I giardini ipogei di Favignana

I giardini ipogei di Favignana sono ferite nella terra, provocate dall’uomo e dall’uomo curate.
Per secoli cave dalle quali sono state estratte pietre e tufi preziosi, che ancor oggi ritroviamo negli antichi palazzi di Trapani, Marsala e di gran parte della Sicilia nord occidentale.
Da alcuni anni i giardini ipogei sono splendide oasi di verde e di piante, di alberi da frutto, di fiori e di profumi delicati. Alla durezza dello scavo nella roccia s’è sostituita la cura amorevole.
Queste serre naturali, dove le pareti di pietra dorata riverberano il calore e la luce del sole, si osservano in molte zone dell'isola. I giardini ipogei più noti, ed anche i più vasti, oltre 40 mila metri quadrati, sono quelli di Maria Gabriella Campo, all’interno del residence Villa Margherita, in zona Bue Marino. Forse l’area meno edificata dell’isola, più autentica, dove ancora si intrecciano le vecchie trazzere che percorrevano i carri diretti alle cave.

La signora Campo li ha battezzati “Giardini dell’impossibile” perché, come lei stessa racconta «quando iniziai più di 30 anni fa, tutti mi dicevano che era impossibile fare crescere piante e alberi dentro le cave e che il mio lavoro era inutile».
Invece la caparbietà di una donna e l’indecifrabile forza della natura che ha voluto riappropriarsi delle antiche cave hanno generato ambienti unici e particolari.
Dentro i giardini ipogei di Villa Margherita ci sono più di duecento specie vegetali.
Piante normalissime ma anche essenze preziose e perfino uno stagno con piante acquatiche.
«Ogni pianta ha una sua storia, è legata ad un momento particolare della mia vita. - racconta la signora Campo - Ogni scelta è stata fatta a buon motivo. Talvolta anche in base alla disponibilità economica ma sempre, dietro ad ogni pianta, c’è una mia emozione, un ricordo»
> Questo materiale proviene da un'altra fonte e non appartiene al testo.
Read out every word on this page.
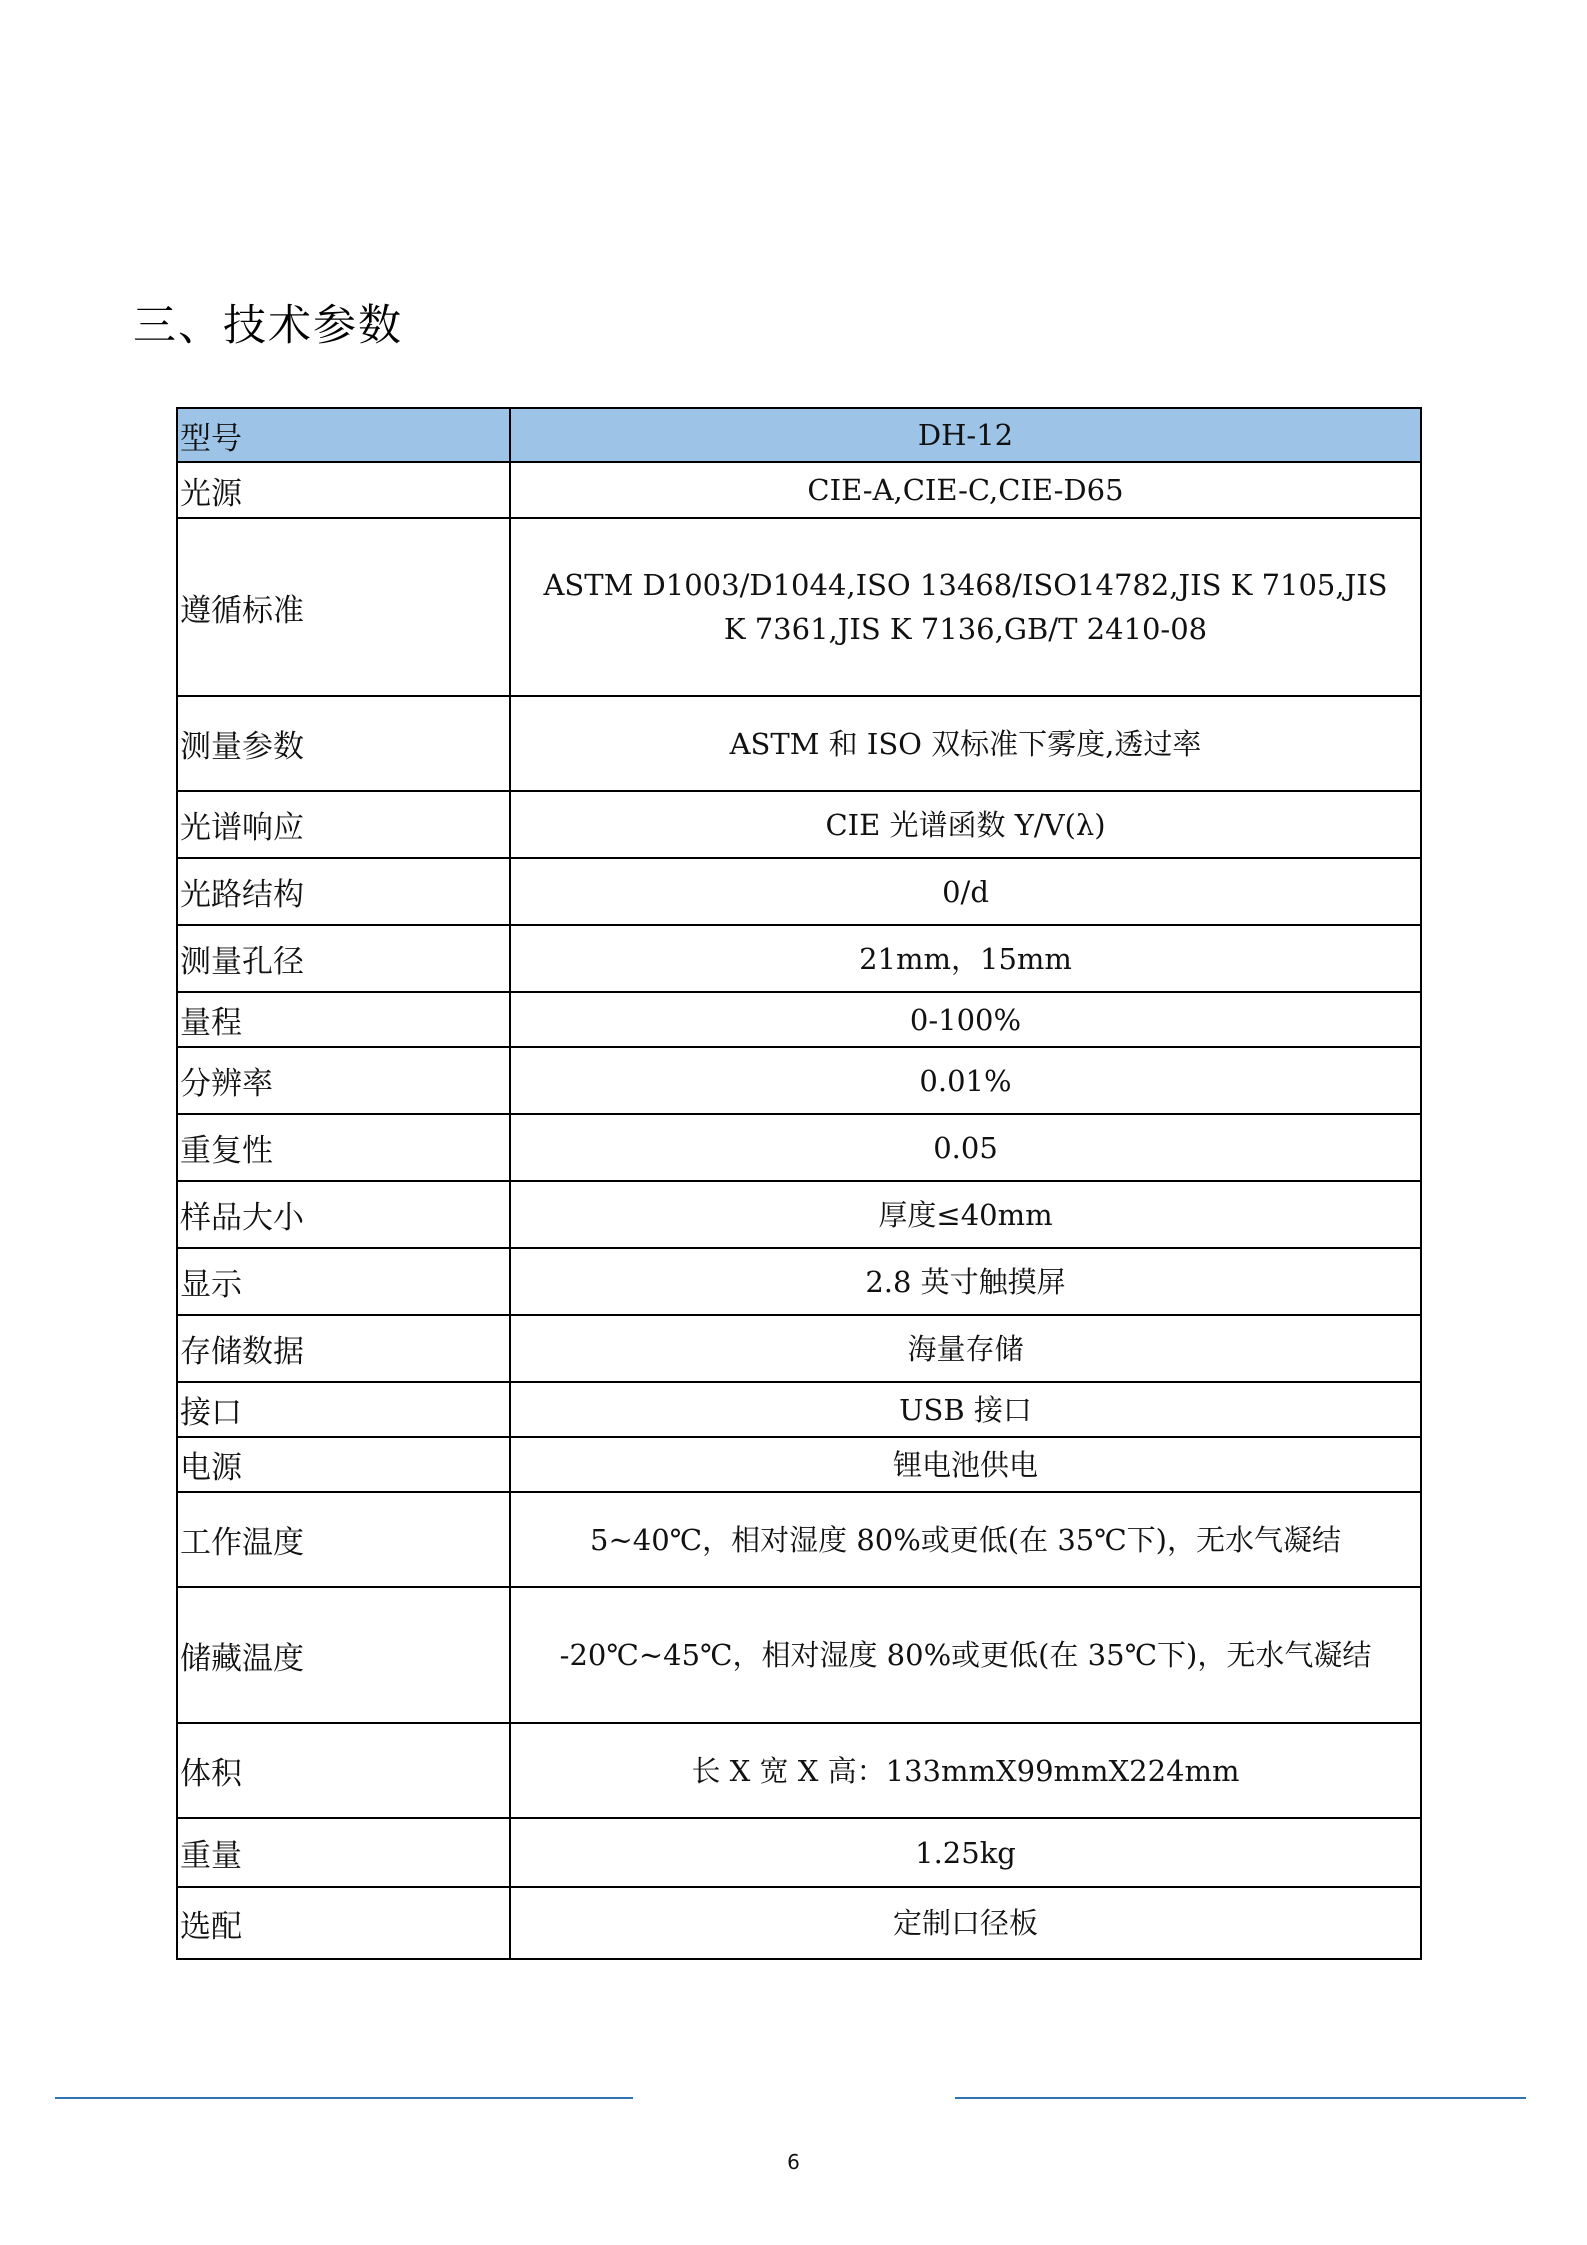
三、技术参数
型号	DH-12
光源	CIE-A,CIE-C,CIE-D65
遵循标准	ASTM D1003/D1044,ISO 13468/ISO14782,JIS K 7105,JIS K 7361,JIS K 7136,GB/T 2410-08
测量参数	ASTM 和 ISO 双标准下雾度,透过率
光谱响应	CIE 光谱函数 Y/V(λ)
光路结构	0/d
测量孔径	21mm，15mm
量程	0-100%
分辨率	0.01%
重复性	0.05
样品大小	厚度≤40mm
显示	2.8 英寸触摸屏
存储数据	海量存储
接口	USB 接口
电源	锂电池供电
工作温度	5~40℃，相对湿度 80%或更低(在 35℃下)，无水气凝结
储藏温度	-20℃~45℃，相对湿度 80%或更低(在 35℃下)，无水气凝结
体积	长 X 宽 X 高：133mmX99mmX224mm
重量	1.25kg
选配	定制口径板
6
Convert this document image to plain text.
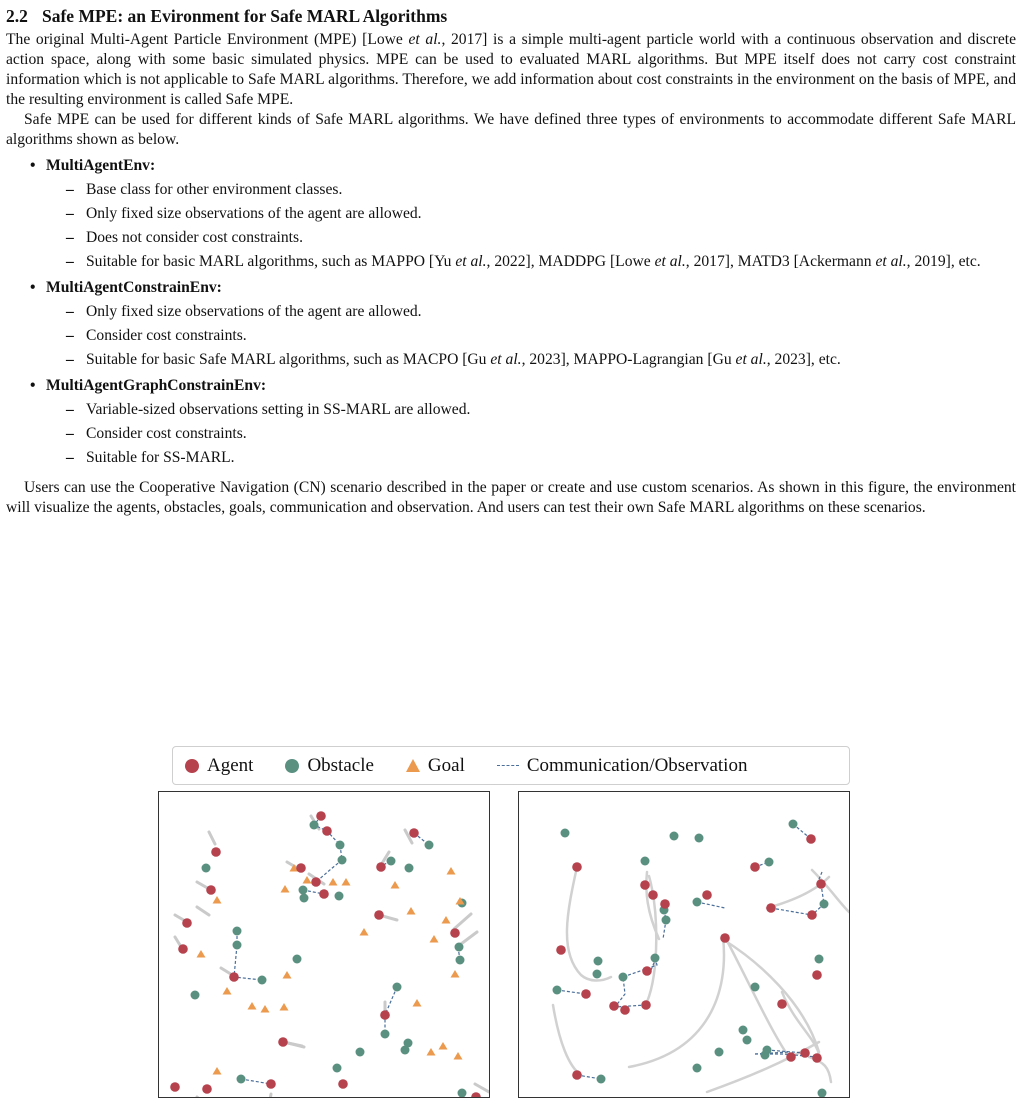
2.2 Safe MPE: an Evironment for Safe MARL Algorithms

The original Multi-Agent Particle Environment (MPE) [Lowe et al., 2017] is a simple multi-agent particle world with a continuous observation and discrete action space, along with some basic simulated physics. MPE can be used to evaluated MARL algorithms. But MPE itself does not carry cost constraint information which is not applicable to Safe MARL algorithms. Therefore, we add information about cost constraints in the environment on the basis of MPE, and the resulting environment is called Safe MPE.

Safe MPE can be used for different kinds of Safe MARL algorithms. We have defined three types of environments to accommodate different Safe MARL algorithms shown as below.

• MultiAgentEnv:
– Base class for other environment classes.
– Only fixed size observations of the agent are allowed.
– Does not consider cost constraints.
– Suitable for basic MARL algorithms, such as MAPPO [Yu et al., 2022], MADDPG [Lowe et al., 2017], MATD3 [Ackermann et al., 2019], etc.
• MultiAgentConstrainEnv:
– Only fixed size observations of the agent are allowed.
– Consider cost constraints.
– Suitable for basic Safe MARL algorithms, such as MACPO [Gu et al., 2023], MAPPO-Lagrangian [Gu et al., 2023], etc.
• MultiAgentGraphConstrainEnv:
– Variable-sized observations setting in SS-MARL are allowed.
– Consider cost constraints.
– Suitable for SS-MARL.

Users can use the Cooperative Navigation (CN) scenario described in the paper or create and use custom scenarios. As shown in this figure, the environment will visualize the agents, obstacles, goals, communication and observation. And users can test their own Safe MARL algorithms on these scenarios.

Agent	Obstacle	Goal	Communication/Observation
I giardini ipogei sono stati iscritti nel Registro delle Eredità Immateriali delle isole Egadi, una sorta di certificazione sulla unicità del luogo e della cultura che esso conserva. Non bisogna dimenticare, passeggiando nel verde e tra i fiori, che ogni pietra, ogni parete, ogni gradino rudimentale ed ogni ambiente scavato nella roccia, ogni torre di tufo, ogni modificazione del terreno è frutto del duro lavoro dei “pirriaturi”, i cavatori. Oggi paradiso, ieri inferno. Oggi luogo di sintonia con la natura, ieri luogo di lavoro, sudore e sofferenza fisica. Queste aspre contraddizioni si leggono nei giardini ipogei e entrano nell’anima.

La visita (a pagamento e per gruppi) è accompagnata dalle spiegazioni di Ancilla Finazzi, insegnante bresciana che per amore di questa terra s’è trasformata in una guida d’eccezione per raccontare i ritmi del lavoro in cava, estrazione a cielo aperto o sotterranea con gallerie e pilastri. Appare incredibile, scorrendo l’album fotografico posto in visione ai visitatori, come i Giardini dell’Impossibile fossero sepolti sotto una vera e propria discarica e come siano stati portati alla luce senza alcun “progetto” per realizzare ciò che sono oggi. Semplicemente, con molto amore Maria Gabriella Campo ha messo ordine dove regnava il caos e l’incuria.